The new vice president, Joe Biden, has recommended force so that we can actually say never again in Darfur. And the Republican presidential candidate, John McCain – acutely aware of United Nations’ impotence not only in Sudan and Zimbabwe – has been strongly advocating a “league of democracies” – nations whose fundamental values would impel them to intervene when sovereign states are exercising that sovereignty to dismember their people.
Enter President-elect Barack Obama. Whatever other goals he achieves in his presidency, despite the unprecedentedly enormous domestic and international obstacles confronting him, he could eventually leave office having helped make possible a stunningly historic coalition of nations that would be ready to use force to stop genocide and such other atrocities now wholly uncontrolled in Sudan and in Zimbabwe. At least, Bush now states there can be no government power sharing with Mugabe still in office.
Members of that coalition – which could save untold numbers of lives – could include, among others, England, France, Canada, Germany, India, Australia and Japan.
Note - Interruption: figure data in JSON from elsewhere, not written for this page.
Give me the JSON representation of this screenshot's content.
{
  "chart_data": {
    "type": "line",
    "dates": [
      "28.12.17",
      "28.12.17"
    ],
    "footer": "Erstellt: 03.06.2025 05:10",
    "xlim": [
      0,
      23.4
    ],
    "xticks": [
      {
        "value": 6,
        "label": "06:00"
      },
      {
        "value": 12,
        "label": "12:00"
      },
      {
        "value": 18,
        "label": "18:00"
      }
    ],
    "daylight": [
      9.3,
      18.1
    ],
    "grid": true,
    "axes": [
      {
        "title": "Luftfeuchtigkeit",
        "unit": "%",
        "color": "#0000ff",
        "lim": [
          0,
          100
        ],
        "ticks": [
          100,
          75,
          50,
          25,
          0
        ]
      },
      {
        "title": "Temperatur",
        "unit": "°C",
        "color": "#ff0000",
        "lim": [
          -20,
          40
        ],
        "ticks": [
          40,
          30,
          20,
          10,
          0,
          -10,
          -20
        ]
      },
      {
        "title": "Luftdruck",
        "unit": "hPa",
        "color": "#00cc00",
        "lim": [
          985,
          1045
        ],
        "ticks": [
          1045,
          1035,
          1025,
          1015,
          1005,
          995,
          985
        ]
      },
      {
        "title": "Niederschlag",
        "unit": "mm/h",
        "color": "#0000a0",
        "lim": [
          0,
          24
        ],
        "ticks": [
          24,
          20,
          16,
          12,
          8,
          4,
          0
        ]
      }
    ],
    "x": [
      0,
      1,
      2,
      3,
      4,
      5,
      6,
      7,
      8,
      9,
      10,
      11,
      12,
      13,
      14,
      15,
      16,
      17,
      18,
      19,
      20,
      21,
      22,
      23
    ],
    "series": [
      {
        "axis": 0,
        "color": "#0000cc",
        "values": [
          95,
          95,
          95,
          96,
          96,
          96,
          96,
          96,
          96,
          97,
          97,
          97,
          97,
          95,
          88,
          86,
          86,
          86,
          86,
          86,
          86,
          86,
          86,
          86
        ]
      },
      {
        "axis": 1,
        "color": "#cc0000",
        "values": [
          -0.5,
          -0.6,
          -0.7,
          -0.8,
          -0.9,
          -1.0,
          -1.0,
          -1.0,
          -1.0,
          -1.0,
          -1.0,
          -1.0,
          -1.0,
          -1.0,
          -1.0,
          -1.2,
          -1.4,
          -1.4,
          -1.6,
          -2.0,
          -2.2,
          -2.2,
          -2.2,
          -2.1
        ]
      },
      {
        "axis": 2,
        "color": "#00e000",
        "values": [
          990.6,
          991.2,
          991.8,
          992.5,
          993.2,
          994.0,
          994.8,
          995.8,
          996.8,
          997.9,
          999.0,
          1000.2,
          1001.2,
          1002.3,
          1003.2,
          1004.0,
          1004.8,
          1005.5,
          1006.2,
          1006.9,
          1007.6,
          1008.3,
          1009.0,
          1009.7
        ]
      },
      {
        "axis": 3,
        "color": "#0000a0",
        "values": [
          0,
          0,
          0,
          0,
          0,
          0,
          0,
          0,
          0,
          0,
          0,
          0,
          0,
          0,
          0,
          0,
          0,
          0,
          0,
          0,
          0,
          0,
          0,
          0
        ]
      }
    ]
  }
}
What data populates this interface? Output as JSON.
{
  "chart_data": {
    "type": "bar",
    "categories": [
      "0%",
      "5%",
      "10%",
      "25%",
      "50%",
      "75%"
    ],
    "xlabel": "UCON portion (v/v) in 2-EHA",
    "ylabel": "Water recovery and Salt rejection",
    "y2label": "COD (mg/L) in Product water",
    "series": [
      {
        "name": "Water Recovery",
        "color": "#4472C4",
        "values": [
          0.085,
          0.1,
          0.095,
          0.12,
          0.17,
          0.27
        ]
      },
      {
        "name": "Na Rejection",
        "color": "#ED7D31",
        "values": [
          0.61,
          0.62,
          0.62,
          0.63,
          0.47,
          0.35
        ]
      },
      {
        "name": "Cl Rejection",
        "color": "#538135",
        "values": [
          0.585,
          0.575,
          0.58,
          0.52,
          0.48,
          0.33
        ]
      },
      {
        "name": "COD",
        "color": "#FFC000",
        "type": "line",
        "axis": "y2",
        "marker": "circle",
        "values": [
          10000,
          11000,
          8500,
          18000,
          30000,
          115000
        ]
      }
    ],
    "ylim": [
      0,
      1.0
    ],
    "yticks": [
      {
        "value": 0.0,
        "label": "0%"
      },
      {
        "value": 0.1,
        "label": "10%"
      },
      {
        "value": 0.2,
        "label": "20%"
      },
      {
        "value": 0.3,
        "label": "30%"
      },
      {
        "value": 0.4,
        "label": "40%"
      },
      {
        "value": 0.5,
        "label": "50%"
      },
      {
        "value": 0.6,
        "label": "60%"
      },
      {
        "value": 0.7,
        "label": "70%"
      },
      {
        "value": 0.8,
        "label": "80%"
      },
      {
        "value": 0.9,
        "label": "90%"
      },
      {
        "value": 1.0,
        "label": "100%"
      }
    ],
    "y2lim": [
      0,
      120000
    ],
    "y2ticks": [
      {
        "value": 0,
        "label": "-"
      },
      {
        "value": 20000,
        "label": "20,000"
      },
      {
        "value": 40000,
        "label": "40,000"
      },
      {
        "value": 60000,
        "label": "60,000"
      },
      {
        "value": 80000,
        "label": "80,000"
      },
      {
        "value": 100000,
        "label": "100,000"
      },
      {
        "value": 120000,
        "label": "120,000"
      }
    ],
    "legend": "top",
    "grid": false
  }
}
Since delay means more deaths, Obama and his foreign relations team could soon begin initial contacts with prospective members of “the league of democracies” to start planning for crucially necessary interventions.
Meanwhile, to spark interest in this desperately humanitarian intervention, there is a report by Lydia Polgreen form yet another massacre in the Belgian Congo (New York Times, Dec. 11):
“As the killings took place, a contingent of about 100 United Nations peacekeepers was less than a mile away, struggling to understand what was happening outside the gates of its base. The peacekeepers … short of equipment and men (were) already overwhelmed, (U.N.) officials said, and they had no intelligence capabilities or even an interpreter who could speak the necessary languages.”
If Obama were to become an inspirer and facilitator of the league of liberators, what a global legacy of exceptionally audacious hope he would leave in the name of the United States!
Listen, Mr. President, to Samuel Adams: “Our contest is not only whether we ourselves should be free, but whether there shall be left to mankind an asylum on earth for civil and religious liberty.” And now, real-time asylums beyond borders.